Beiträge von Swansea

    Der neue Roman von Jane Gardam, "Bell und Harry" im englischen Original bereits 1981 erschienen ("The Hollow Land"), wurde ins Deutsche von Isabel Bogdan übersetzt und erschien (HC, gebunden) 2019 im Hanser Verlag.

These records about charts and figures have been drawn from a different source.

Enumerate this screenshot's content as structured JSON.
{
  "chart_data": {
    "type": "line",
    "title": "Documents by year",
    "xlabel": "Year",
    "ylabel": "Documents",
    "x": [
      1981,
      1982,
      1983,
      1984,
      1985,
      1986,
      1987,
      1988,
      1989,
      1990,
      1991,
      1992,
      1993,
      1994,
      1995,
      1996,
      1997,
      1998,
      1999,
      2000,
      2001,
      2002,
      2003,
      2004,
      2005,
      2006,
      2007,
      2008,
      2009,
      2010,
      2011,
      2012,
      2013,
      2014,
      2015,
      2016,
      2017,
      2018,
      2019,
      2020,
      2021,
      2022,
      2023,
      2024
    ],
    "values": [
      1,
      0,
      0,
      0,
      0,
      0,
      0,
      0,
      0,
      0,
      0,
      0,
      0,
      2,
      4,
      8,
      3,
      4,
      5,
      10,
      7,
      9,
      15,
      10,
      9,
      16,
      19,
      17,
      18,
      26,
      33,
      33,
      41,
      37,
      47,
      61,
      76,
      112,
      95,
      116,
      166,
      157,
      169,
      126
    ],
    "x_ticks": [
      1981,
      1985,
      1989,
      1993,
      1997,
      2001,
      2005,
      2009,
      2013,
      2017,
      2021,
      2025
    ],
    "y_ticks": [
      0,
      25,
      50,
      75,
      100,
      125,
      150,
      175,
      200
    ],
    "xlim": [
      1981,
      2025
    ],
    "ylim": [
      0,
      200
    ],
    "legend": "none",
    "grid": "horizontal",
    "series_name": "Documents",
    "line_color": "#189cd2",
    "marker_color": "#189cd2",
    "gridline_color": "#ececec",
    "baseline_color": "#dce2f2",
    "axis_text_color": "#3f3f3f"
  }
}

Da ich bereits die Trilogie um "The Old Filth" mit großem Vergnügen gelesen habe, war ich auf diesen Roman sehr gespannt - und wurde belohnt!

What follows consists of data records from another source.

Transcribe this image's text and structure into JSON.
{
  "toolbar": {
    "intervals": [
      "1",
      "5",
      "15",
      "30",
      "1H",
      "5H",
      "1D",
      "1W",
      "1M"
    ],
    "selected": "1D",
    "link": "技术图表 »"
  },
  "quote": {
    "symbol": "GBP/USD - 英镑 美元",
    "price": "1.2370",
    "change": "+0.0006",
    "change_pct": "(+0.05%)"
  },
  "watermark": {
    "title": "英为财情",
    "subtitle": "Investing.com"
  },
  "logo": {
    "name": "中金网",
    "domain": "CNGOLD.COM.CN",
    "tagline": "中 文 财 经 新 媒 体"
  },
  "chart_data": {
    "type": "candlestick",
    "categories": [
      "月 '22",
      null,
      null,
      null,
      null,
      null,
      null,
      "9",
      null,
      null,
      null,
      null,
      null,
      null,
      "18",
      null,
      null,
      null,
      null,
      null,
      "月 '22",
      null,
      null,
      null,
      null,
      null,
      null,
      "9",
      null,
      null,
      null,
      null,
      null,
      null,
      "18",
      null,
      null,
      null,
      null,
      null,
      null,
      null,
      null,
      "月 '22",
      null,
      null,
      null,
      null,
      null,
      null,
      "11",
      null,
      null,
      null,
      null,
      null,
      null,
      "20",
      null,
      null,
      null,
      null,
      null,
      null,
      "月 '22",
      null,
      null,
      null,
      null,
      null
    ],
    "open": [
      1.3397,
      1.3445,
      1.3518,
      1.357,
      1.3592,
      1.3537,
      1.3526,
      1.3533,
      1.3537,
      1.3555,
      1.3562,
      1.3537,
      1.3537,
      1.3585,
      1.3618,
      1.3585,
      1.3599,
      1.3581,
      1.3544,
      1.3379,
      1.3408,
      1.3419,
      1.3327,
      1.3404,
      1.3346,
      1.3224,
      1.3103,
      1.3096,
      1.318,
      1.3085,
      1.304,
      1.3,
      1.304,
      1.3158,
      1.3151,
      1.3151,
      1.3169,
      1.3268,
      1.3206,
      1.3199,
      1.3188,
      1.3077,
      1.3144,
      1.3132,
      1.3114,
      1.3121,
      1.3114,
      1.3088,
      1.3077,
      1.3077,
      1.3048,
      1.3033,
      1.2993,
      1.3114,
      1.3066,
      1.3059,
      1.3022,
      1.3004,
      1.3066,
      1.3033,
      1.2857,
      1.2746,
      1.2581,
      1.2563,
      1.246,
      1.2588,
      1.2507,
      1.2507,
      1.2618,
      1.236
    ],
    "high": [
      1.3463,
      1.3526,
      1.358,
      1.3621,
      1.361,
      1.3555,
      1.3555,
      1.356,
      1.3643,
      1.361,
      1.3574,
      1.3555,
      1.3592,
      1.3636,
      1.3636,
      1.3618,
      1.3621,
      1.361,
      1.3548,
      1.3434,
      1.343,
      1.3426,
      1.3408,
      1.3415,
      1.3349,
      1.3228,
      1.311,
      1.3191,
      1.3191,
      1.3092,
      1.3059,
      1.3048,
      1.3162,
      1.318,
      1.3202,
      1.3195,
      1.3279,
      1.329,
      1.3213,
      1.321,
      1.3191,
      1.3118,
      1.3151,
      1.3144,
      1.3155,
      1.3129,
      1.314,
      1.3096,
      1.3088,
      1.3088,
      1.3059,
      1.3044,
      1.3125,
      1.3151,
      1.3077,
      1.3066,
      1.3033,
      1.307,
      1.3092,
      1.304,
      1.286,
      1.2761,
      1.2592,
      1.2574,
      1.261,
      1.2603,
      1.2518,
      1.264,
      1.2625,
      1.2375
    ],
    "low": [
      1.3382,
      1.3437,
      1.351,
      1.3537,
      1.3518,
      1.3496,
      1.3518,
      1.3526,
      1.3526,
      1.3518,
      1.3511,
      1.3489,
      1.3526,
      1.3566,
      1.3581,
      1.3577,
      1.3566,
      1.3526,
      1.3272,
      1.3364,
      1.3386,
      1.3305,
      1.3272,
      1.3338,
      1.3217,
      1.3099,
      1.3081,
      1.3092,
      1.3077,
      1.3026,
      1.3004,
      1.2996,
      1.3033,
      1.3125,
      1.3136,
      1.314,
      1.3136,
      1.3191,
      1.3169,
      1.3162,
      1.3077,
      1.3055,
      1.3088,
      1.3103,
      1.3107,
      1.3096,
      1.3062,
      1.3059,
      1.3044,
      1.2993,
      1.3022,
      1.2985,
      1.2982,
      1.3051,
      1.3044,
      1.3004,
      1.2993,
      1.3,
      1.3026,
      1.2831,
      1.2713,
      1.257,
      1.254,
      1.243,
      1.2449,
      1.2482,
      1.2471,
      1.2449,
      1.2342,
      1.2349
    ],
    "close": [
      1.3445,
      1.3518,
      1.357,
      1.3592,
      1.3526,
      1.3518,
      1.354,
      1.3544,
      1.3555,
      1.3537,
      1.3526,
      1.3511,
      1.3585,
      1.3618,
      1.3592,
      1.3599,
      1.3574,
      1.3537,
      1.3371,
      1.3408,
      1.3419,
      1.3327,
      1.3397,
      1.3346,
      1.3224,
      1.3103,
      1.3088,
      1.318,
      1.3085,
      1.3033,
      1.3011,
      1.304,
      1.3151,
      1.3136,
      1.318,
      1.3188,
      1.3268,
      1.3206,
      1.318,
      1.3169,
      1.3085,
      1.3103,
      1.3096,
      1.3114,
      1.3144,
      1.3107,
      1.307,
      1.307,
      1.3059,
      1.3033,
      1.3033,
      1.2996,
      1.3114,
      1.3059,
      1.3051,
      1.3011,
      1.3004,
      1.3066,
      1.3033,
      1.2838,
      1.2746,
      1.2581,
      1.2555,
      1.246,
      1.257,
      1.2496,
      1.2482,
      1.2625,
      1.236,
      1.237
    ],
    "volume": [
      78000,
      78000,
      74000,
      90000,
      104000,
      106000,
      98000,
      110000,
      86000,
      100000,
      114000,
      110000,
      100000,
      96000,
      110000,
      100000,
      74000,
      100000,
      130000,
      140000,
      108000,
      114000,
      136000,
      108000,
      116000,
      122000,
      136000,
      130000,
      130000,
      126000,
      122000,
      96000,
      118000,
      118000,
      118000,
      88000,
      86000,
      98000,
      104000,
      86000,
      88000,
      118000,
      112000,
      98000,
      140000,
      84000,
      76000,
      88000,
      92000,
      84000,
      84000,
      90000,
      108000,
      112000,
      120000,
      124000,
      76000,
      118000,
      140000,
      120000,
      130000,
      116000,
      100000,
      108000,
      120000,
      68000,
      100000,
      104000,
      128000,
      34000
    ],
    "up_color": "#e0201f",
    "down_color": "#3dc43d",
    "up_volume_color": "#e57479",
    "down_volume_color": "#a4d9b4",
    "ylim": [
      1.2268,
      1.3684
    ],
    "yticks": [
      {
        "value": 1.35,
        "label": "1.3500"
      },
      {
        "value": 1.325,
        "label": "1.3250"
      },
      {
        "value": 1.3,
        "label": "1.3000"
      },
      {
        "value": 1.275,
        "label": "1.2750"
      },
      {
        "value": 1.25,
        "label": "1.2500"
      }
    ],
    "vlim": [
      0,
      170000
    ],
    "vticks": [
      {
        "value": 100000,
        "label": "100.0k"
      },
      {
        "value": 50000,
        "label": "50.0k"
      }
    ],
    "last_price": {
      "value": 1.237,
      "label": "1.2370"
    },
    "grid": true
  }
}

    Ein köstlicher Roman über das Zusammentreffen zweier Familien; die Batemans aus London, die sich im alten Farmhaus "Light Trees" vom Londoner Gestank, Lärm und der Hektik in den 60er Jahren, in denen die Geschichte beginnt, ausruhen möchte und Familie Teesdale, traditionelle Farmer und Landbesitzer seit vielen Generationen, die das Farmhaus an die Batemans verpachten.

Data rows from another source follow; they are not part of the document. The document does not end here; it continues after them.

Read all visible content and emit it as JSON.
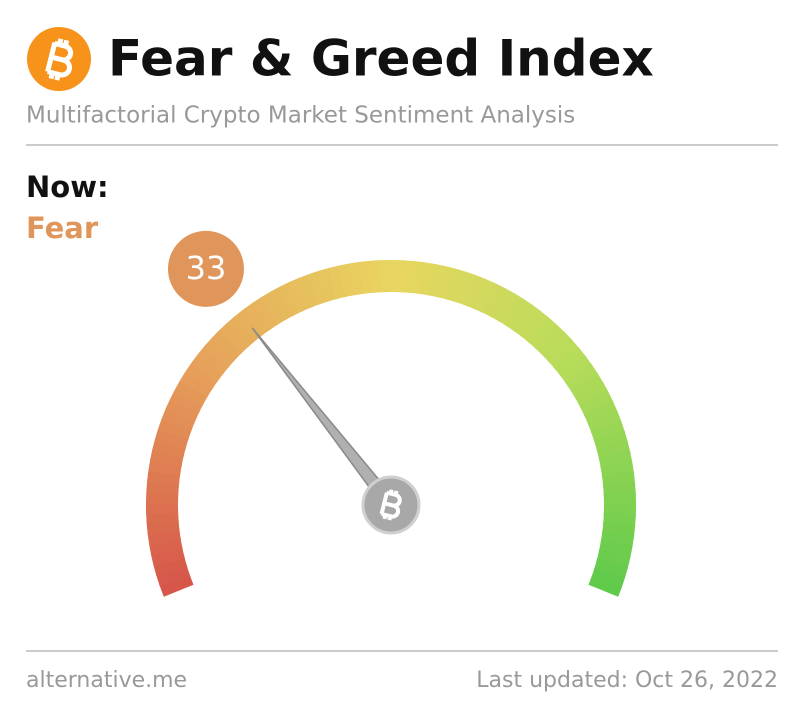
{
  "header": {
    "title": "Fear & Greed Index",
    "subtitle": "Multifactorial Crypto Market Sentiment Analysis"
  },
  "status": {
    "label": "Now:",
    "classification": "Fear"
  },
  "chart_data": {
    "type": "gauge",
    "value": 33,
    "ylim": [
      0,
      100
    ],
    "color": "#e0955a"
  },
  "footer": {
    "source": "alternative.me",
    "updated": "Last updated: Oct 26, 2022"
  }
}
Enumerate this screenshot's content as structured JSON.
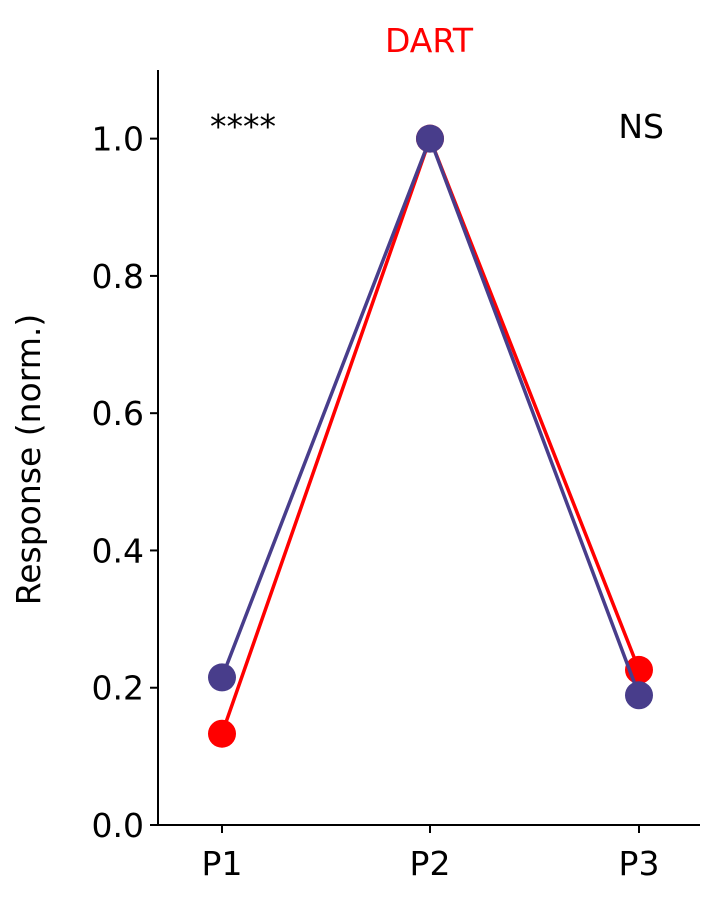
{
  "chart_data": {
    "type": "line",
    "title": "DART",
    "title_color": "#ff0000",
    "xlabel": "",
    "ylabel": "Response (norm.)",
    "categories": [
      "P1",
      "P2",
      "P3"
    ],
    "ylim": [
      0,
      1.1
    ],
    "yticks": [
      "0.0",
      "0.2",
      "0.4",
      "0.6",
      "0.8",
      "1.0"
    ],
    "grid": false,
    "series": [
      {
        "color": "#ff0000",
        "values": [
          0.133,
          1.0,
          0.226
        ]
      },
      {
        "color": "#483d8b",
        "values": [
          0.215,
          1.0,
          0.189
        ]
      }
    ],
    "annotations": [
      {
        "category": "P1",
        "text": "****"
      },
      {
        "category": "P3",
        "text": "NS"
      }
    ]
  }
}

    In sieben einzelnen Kapiteln lässt Jane Gardam den Leser an dem Beginn der zarten Freundschaft zwischen den Batemans und den Teesdales teilhaben, die sich später zu einer echten Freundschaft entwickelt und die Batemans die einzige Familie sein wird, die sogar im Winter ihr "Light Trees", das dem Großvater von Bell Teesdale gehört, beziehen und sich darin sehr wohlfühlen....


    Familie Bateman bringt vier große Jungs mit, der Vater ist Journalist und es gibt noch Harry, der mit Bell (11) schnell Freundschaft schließt, auch wenn er etwas jünger als Bell ist. Eine großartige Jungenfreundschaft dieser zwei Hauptprotagonisten nimmt ihren Lauf, obgleich der erste Urlaub der Batemans unter einem schlechten Stern steht: Der Trecker der Teesdale's macht mächtig Lärm und es dauert bis in die Nacht, bis die Heuernte vom "Home Field" eingebracht ist (natürlich ist dieses Feld später immer schon abgeerntet, bis die Batemans kommen ;)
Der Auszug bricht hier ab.